Artikel 2 Controlelijsten
1. Aan boord van een schip met een voortstuwingsvermogen van 750 kW of meer moet een controlelijst betreffende alarmerings- en regelapparatuur worden bijgehouden.
2. De in de controlelijst voorkomende wachtcomponenten moeten overeenkomen met de wachtcomponenten die zijn aangegeven in de van toepassing zijnde richtlijnen voor het inrichten, beveiligen en controleren van machine-installaties bestemd voor 0-mans wachtbezetting.
3. Elke wachtcomponent moet ten minste eenmaal in de vier maanden worden gecontroleerd op de wijze zoals in de controlelijst is aangegeven.
4. De controlelijst moet eenmaal per jaar en wel twee maanden voor het vernieuwen of het verlengen van het Certificaat van Deugdelijkheid worden gezonden aan Hoofd van Scheepvaartinspectie.
5. Een uit een geautomatiseerd administratiesysteem verkregen lijst kan in de plaats treden van de bovengenoemde controlelijst, mits deze dezelfde informatie bevat en de presentatie van de gegevens ten genoegen van het Hoofd van de Scheepvaartinspectie is.

Artikel 3 Klassebureaus
Indien het schip is gebouwd volgens de regels van een erkend klassebureau mogen met betrekking tot de inrichting voor het varen met een tijdelijk onbemande machinekamer de betreffende voorschriften van dat klassebureau worden toegepast.

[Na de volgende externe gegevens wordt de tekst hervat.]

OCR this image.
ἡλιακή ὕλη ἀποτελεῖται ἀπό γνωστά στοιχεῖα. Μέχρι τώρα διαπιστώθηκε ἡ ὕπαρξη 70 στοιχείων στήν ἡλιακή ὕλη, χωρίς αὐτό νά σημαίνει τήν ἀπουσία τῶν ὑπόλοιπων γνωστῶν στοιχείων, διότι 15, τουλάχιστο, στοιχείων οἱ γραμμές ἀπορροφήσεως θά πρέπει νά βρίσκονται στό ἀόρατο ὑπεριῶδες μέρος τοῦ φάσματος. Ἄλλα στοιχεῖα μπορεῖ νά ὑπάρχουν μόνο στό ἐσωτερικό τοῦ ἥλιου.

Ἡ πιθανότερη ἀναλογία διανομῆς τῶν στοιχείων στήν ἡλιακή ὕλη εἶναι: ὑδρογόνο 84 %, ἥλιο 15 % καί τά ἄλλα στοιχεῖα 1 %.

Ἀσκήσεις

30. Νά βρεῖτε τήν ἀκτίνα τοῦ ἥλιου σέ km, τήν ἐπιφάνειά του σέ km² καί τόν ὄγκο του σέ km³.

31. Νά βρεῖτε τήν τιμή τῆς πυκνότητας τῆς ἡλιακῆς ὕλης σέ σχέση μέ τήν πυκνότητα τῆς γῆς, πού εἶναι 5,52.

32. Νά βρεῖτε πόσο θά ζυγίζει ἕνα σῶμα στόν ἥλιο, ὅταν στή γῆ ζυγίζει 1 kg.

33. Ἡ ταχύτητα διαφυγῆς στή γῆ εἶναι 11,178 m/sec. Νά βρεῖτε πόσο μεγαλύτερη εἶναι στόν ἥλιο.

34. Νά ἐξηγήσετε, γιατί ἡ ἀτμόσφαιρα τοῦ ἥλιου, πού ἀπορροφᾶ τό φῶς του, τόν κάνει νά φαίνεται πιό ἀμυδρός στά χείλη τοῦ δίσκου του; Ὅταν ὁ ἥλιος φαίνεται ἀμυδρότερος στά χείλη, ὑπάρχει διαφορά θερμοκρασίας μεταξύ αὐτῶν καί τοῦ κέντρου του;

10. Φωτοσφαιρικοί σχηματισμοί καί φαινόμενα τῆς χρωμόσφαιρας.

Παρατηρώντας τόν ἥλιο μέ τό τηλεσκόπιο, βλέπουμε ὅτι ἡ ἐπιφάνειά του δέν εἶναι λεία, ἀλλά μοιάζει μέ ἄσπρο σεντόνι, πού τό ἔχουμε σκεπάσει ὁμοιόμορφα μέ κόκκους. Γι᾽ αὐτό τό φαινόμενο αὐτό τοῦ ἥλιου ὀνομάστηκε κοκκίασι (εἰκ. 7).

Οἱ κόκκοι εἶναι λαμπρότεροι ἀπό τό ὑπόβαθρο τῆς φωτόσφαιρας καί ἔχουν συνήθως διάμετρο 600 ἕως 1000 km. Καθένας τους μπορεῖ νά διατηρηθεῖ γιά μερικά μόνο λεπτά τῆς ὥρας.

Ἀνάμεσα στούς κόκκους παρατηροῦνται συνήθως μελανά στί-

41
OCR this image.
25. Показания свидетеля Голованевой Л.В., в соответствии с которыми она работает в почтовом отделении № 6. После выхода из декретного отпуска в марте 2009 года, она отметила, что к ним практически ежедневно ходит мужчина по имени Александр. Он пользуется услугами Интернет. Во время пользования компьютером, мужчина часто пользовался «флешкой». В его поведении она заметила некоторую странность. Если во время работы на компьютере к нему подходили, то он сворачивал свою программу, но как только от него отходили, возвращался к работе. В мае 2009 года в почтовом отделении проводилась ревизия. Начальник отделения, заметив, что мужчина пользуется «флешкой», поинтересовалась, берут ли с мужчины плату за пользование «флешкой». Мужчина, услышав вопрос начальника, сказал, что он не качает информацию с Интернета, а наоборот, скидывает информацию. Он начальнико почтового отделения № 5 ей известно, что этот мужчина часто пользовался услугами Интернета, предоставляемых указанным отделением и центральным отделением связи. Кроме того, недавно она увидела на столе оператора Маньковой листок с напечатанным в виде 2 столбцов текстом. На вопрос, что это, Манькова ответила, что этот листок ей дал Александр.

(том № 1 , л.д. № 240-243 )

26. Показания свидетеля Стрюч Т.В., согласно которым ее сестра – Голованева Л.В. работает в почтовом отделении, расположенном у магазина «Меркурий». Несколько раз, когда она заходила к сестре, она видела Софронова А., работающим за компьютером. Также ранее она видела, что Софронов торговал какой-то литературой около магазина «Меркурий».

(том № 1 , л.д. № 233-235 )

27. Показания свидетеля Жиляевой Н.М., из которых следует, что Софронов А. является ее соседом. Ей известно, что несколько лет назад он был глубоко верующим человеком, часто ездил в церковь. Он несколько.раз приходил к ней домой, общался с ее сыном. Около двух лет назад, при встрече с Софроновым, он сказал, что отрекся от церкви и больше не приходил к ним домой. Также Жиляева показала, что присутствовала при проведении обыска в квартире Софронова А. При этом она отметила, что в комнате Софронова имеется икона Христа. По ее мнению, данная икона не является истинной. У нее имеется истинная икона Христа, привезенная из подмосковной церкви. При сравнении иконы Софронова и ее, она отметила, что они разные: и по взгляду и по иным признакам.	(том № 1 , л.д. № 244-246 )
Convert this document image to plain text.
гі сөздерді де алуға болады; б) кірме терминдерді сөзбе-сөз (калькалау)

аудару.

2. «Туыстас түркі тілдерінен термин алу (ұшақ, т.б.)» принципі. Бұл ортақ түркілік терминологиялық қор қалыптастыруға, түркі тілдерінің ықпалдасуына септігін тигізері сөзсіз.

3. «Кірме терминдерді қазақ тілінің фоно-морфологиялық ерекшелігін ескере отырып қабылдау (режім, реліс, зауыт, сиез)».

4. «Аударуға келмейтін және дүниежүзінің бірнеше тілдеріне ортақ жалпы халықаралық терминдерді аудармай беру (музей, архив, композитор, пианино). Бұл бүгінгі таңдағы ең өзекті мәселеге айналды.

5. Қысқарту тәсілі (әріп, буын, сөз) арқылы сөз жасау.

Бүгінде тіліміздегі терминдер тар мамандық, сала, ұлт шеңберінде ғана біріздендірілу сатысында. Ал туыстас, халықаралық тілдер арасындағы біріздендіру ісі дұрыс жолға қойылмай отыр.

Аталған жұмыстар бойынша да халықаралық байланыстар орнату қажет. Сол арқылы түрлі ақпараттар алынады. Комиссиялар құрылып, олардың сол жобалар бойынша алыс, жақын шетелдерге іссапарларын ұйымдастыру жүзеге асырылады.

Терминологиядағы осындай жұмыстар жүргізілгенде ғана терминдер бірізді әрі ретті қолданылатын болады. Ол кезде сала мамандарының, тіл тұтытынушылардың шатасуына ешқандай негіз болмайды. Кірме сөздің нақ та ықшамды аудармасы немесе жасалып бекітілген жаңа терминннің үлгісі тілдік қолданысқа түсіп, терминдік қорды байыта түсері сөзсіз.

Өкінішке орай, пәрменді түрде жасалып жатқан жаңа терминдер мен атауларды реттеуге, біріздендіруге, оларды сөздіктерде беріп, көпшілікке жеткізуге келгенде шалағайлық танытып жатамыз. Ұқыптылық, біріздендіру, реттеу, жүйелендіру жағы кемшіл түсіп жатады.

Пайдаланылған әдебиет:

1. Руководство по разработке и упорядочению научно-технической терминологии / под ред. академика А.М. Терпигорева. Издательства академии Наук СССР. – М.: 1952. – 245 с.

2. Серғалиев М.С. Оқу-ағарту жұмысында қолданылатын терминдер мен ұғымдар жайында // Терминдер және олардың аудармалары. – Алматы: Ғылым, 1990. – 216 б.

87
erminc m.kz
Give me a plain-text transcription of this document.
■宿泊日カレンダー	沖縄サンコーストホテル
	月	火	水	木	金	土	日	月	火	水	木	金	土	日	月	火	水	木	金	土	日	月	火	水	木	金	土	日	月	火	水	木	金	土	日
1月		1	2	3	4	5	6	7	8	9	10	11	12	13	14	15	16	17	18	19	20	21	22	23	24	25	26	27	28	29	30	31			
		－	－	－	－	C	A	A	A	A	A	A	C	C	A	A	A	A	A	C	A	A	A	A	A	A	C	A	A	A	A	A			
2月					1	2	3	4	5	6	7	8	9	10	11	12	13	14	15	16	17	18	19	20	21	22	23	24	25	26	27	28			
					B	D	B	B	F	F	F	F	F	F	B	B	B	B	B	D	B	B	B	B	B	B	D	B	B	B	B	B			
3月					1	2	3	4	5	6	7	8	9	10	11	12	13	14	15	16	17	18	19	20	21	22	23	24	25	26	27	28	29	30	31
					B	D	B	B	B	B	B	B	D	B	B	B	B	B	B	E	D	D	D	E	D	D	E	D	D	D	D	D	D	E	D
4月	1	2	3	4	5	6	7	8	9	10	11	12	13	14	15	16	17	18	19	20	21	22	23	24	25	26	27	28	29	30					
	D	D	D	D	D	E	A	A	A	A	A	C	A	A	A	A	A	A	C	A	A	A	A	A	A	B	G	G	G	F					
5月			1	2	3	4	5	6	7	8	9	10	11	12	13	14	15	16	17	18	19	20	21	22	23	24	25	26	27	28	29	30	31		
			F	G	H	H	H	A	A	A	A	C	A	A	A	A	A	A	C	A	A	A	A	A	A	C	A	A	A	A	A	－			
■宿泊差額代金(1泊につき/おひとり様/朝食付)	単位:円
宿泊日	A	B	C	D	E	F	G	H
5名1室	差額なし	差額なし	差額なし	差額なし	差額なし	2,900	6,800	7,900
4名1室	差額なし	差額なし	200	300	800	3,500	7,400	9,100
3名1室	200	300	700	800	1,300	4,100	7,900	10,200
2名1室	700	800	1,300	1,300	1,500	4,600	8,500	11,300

Artikel 4 Wederzijdse erkenning
Met de in deze bekendmaking vastgestelde technische normen of technische eisen worden gelijkgesteld daaraan gelijkwaardige technische normen of technische eisen, vastgesteld door een andere lid-staat van de Europese Unie dan wel door een staat die partij is bij de Overeenkomst inzake de Europese Economische Ruimte.

Artikel II
Deze bekendmaking treedt in werking met ingang van de tweede dag na de dagtekening van de Staatscourant waarin zij wordt geplaatst.

Deze bekendmaking zal met de toelichting in de Staatscourant, in de Curaçaosche Courant en in de Landscourant van Aruba worden geplaatst.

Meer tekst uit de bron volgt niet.